The U.S. Securities and Exchange Commission will examine, according to Bloomberg News, the exposure of stock exchanges, brokerages and also other Wall Street firms to cyber-attacks that have been called a threat to financial stability. A cyber-attack is any type of offensive maneuver employed by individuals or whole organizations that targets computer information systems, infrastructures, computer networks, and/or personal computer devices by various means of malicious acts. Cyber-attacks can range from installing spyware on a PC to attempts to destroy the infrastructure of entire nations.
In a global survey in 2012, more than half of the exchanges had reported that they experienced a cyber-attack, while 67 percent of U.S. exchanges said a hacker attempted to penetrate their systems.

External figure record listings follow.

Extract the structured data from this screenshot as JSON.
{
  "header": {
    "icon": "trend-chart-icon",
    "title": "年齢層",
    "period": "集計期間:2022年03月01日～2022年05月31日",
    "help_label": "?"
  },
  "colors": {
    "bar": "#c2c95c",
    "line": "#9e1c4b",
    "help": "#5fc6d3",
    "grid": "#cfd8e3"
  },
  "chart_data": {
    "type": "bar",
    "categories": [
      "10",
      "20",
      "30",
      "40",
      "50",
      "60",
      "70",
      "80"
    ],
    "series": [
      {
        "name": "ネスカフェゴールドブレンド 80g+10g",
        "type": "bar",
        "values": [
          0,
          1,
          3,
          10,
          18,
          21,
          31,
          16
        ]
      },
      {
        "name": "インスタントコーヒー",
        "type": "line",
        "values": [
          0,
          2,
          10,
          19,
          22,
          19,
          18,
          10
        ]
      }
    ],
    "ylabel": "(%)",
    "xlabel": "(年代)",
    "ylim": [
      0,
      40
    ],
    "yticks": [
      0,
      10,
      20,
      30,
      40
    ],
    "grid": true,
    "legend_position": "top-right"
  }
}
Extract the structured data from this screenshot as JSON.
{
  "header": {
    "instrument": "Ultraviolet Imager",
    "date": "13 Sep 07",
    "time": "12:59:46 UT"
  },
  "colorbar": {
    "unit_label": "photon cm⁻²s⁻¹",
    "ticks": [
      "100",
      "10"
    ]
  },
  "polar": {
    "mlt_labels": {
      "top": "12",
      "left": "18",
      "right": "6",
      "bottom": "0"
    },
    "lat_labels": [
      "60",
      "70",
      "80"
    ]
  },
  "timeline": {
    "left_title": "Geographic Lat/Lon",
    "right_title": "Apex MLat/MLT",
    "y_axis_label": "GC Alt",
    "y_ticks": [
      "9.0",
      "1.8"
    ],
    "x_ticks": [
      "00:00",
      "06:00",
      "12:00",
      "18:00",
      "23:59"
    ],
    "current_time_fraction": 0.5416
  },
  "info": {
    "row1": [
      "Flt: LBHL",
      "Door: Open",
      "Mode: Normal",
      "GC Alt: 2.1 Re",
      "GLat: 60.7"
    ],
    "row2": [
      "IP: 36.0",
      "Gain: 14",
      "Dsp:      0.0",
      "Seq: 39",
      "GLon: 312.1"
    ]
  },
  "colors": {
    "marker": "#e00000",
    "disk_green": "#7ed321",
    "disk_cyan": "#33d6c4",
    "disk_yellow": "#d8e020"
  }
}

Companies are not required by the SEC to disclose all cyber-attacks that they suffer. A partner at Ropes & Gray LLP, Douglas H. Meal, stated that companies have a “tremendous disincentive” to reveal attacks because of the litigation they may face as a result. U.S. Securities and Exchange Commission Chair, Mary Jo White said that “Cyberthreats are of extraordinary and long-term seriousness,” according to Bloomberg News White has reported that, “The public and private sectors must be riveted in lockstep in addressing these threats.”
SEC Commissioner Luis A. Aguilar has called for the agency to establish a cybersecurity task force. The SEC also will probe how public companies are disclosing cyber threats in filings provided to investors. Bloomberg has reported that according to a study by the Ponemon Institute, a research and consulting firm, that criminal hacking cost financial services companies, on average, about $18.8 million in 2013.